20% allocated to wildlife-vehicle collision reduction projects.
Funds can be used for projects on high-risk or high-injury road networks and wildlife migration corridors.
Grant Distribution & Project Selection
Grants awarded based on expected effectiveness in reducing crashes and insurance policy costs.
Priority given to projects on high-risk networks or alternative routes for non-motor vehicle travelers.
Funding distribution aims to reflect regional revenue contributions from fee collections
Transparency & Accountability
10-year plan published by June 1, 2026 outlining strategy and funding estimates.
Public dashboard tracking project progress, funding, and expenditures.
Annual reports to legislature and public on enterprise activities.
Subject to Open Meetings and Public Records Laws.
Enforcement & Compliance
The Colorado Division of Insurance will ensure insurers collect and remit the fee.
Non-compliance results in civil penalties and potential enforcement actions.
Impact of the Bill
Financial Impact: Expected to raise up to $100 million over five years to fund crash prevention initiatives.
Road Safety Benefits: Aims to reduce collisions, protect vulnerable road users, and lower auto insurance costs.
Wildlife Protection: Supports infrastructure to prevent wildlife-vehicle collisions.
This bill establishes a dedicated funding source to improve road safety, with insurers facilitating fee collection and grant funding directed at high-impact projects.
Summary
Section 1 of the bill creates the crash prevention enterprise
(enterprise) in the department of transportation (CDOT) for the purpose of lowering automobile insurance costs by providing funding for transportation system infrastructure improvements and other data-driven strategies that reduce the number of collisions that involve a motor vehicle, particularly collisions between a motor vehicle and a vulnerable road user or wildlife (eligible projects). Beginning January 1, 2026, the enterprise is authorized to impose a crash prevention fee (fee) of up to a specified maximum amount on the policyholder of each automobile insurance policy issued in the state on a per-policy basis. Each insurer that issues an automobile insurance policy must collect the fee from the policyholder and pay the fee to the enterprise.

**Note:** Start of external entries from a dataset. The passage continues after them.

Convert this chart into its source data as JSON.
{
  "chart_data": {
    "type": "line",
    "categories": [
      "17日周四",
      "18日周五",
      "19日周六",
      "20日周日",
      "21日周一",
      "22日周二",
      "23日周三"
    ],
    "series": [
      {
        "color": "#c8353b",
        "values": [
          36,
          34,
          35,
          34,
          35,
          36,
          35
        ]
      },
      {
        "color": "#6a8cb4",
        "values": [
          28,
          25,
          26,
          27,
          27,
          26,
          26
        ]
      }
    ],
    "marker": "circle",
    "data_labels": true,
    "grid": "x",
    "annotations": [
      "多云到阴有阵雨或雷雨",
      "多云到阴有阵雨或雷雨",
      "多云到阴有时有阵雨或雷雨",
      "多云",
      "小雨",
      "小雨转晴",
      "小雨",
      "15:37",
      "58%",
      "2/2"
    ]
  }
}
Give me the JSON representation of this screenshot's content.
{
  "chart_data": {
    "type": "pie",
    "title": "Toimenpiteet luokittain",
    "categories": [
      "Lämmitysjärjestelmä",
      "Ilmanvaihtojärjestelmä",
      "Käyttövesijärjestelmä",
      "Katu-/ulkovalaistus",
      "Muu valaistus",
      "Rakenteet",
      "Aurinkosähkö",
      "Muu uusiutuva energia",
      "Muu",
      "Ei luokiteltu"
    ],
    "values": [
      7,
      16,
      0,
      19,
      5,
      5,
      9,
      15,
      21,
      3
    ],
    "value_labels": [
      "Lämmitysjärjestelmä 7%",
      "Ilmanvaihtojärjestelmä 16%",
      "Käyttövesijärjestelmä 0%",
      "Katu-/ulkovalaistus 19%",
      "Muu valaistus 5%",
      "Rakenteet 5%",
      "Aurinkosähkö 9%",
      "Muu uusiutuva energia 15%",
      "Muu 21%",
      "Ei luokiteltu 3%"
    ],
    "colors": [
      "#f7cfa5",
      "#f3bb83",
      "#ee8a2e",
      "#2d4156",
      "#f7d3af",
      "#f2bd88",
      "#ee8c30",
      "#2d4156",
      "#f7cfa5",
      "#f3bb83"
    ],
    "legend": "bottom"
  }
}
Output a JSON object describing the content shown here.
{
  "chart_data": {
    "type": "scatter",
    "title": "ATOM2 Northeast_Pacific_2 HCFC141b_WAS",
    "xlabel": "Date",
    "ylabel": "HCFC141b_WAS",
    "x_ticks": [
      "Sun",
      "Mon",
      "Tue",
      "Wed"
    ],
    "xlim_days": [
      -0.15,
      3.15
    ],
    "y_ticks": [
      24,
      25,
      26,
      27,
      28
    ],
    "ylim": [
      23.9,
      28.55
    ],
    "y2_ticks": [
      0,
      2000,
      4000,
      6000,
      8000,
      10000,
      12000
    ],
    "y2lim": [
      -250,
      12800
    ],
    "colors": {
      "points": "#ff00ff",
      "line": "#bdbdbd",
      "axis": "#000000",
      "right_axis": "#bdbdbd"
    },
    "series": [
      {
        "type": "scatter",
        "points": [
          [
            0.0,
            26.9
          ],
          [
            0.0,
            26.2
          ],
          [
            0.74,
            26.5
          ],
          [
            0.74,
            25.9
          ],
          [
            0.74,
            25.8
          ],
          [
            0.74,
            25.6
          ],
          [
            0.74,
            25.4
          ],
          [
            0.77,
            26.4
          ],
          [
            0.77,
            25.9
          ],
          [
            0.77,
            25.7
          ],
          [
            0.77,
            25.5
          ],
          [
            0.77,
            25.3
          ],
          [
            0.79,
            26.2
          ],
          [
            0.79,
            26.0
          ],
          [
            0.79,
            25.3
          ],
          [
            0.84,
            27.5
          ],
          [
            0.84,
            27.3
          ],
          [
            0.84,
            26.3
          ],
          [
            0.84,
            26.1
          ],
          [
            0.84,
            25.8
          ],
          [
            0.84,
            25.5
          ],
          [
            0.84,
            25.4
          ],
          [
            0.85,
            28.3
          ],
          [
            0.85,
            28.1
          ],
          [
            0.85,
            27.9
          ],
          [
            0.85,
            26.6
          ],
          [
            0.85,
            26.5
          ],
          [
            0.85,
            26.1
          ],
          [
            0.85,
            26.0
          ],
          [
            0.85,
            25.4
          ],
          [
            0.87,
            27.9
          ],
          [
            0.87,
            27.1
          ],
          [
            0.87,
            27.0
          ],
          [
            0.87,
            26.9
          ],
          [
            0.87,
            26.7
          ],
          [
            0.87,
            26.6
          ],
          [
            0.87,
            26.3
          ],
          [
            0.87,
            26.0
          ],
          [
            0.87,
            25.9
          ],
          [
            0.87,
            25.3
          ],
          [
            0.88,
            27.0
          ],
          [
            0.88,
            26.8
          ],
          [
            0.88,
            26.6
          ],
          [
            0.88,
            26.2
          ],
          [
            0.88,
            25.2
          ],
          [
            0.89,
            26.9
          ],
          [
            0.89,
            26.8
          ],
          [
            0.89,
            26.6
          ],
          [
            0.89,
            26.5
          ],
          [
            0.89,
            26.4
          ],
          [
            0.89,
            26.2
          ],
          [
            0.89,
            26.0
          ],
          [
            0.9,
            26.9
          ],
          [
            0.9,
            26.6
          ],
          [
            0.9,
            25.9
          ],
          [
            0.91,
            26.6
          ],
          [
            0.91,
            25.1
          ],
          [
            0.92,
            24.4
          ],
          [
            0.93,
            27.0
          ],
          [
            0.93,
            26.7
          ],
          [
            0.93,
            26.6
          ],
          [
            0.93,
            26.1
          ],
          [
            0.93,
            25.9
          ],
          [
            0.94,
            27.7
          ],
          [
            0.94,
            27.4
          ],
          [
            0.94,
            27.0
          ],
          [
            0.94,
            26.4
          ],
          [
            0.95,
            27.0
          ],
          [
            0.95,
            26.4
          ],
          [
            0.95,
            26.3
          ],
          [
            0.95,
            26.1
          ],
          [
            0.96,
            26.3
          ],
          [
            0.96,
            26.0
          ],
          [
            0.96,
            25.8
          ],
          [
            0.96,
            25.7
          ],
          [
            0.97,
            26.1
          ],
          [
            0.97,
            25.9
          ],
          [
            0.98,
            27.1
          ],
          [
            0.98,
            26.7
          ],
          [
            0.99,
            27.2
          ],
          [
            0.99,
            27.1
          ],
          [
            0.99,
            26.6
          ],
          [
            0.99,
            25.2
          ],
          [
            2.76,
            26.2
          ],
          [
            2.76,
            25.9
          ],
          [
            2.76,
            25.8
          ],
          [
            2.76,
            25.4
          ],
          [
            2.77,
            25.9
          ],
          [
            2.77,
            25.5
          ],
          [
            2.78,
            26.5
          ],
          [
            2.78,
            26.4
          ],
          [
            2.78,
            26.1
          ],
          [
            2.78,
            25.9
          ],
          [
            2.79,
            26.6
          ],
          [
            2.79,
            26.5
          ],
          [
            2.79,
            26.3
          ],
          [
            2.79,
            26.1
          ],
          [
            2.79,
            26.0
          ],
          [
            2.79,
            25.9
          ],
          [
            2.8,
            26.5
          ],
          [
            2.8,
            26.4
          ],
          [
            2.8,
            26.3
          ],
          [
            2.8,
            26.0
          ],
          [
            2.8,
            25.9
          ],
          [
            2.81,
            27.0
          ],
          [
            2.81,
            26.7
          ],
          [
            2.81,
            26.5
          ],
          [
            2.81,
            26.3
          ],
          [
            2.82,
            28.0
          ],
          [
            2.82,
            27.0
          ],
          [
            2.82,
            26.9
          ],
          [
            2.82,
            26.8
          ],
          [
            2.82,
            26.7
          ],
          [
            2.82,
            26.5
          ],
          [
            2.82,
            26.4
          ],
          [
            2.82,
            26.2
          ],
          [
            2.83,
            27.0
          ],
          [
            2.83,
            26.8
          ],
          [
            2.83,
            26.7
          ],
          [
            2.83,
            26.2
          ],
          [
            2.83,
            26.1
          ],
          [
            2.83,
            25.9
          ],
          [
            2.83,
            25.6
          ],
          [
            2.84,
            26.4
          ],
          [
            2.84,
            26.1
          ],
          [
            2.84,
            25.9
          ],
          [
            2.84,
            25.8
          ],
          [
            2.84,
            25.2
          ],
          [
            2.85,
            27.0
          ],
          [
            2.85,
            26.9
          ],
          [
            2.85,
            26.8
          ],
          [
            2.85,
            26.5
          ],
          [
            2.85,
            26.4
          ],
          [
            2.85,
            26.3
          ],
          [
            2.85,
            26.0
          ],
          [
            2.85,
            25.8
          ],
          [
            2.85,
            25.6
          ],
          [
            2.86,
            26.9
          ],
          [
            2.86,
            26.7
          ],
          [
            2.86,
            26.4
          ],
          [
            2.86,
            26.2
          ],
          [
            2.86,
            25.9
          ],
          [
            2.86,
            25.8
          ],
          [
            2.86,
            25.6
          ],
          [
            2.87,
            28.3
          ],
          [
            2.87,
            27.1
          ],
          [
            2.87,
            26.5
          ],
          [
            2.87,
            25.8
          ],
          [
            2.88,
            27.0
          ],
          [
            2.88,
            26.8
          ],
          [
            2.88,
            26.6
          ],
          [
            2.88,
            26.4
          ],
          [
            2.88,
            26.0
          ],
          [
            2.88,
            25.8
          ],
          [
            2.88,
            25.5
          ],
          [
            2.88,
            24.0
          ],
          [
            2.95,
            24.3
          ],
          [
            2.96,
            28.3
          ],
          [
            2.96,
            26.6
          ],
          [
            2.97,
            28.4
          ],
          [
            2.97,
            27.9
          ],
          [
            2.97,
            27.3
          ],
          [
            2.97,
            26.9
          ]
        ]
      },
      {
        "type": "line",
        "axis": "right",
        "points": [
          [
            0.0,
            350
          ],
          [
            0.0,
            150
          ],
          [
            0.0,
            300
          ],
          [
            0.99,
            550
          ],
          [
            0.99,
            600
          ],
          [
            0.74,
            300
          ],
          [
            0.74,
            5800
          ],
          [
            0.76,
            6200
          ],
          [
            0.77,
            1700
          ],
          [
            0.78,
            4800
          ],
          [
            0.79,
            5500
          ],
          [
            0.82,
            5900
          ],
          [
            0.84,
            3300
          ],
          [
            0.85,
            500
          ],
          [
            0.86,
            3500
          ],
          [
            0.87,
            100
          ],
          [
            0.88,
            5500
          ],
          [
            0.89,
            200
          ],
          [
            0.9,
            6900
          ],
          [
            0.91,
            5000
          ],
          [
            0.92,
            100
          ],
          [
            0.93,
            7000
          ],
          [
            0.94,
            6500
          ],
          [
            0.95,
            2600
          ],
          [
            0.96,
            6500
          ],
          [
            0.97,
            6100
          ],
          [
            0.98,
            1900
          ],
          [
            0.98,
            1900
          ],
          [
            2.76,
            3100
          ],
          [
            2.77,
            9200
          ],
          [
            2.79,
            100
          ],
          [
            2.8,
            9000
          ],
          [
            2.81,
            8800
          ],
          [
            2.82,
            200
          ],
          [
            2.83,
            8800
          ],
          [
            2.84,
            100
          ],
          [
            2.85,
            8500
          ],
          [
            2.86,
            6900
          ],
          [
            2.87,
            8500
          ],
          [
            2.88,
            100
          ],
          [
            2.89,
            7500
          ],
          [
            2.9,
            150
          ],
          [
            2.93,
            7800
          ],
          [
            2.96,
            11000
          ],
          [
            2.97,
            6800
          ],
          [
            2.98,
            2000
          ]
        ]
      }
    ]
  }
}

The specified maximum amount of the fee adjusts annually on July
1, 2027, and on each July 1 thereafter for inflation, as measured by the rolling 5-year average of the national highway construction cost index published by the federal highway administration in the United States department of transportation. Fee revenue is credited to a newly created crash prevention enterprise fund (fund) and continuously appropriated to the enterprise.
The enterprise is authorized to expend 80% of its available
revenue to issue grants to eligible entities, which are local governments, state or federally recognized tribal entities, public entities that are not part of the state, and private entities, for eligible projects that reduce motor vehicle collisions with vulnerable road users, as defined by the bill, and 20% of its available revenue to fund eligible projects that reduce motor vehicle collisions with wildlife. Section 2 authorizes the division of insurance in the department of
regulatory agencies, upon receiving notice from the enterprise of an insurer's failure to collect the fee from its automobile insurance policyholders and pay the fee to the enterprise, to institute an enforcement proceeding and seek specified civil penalties from the insurer.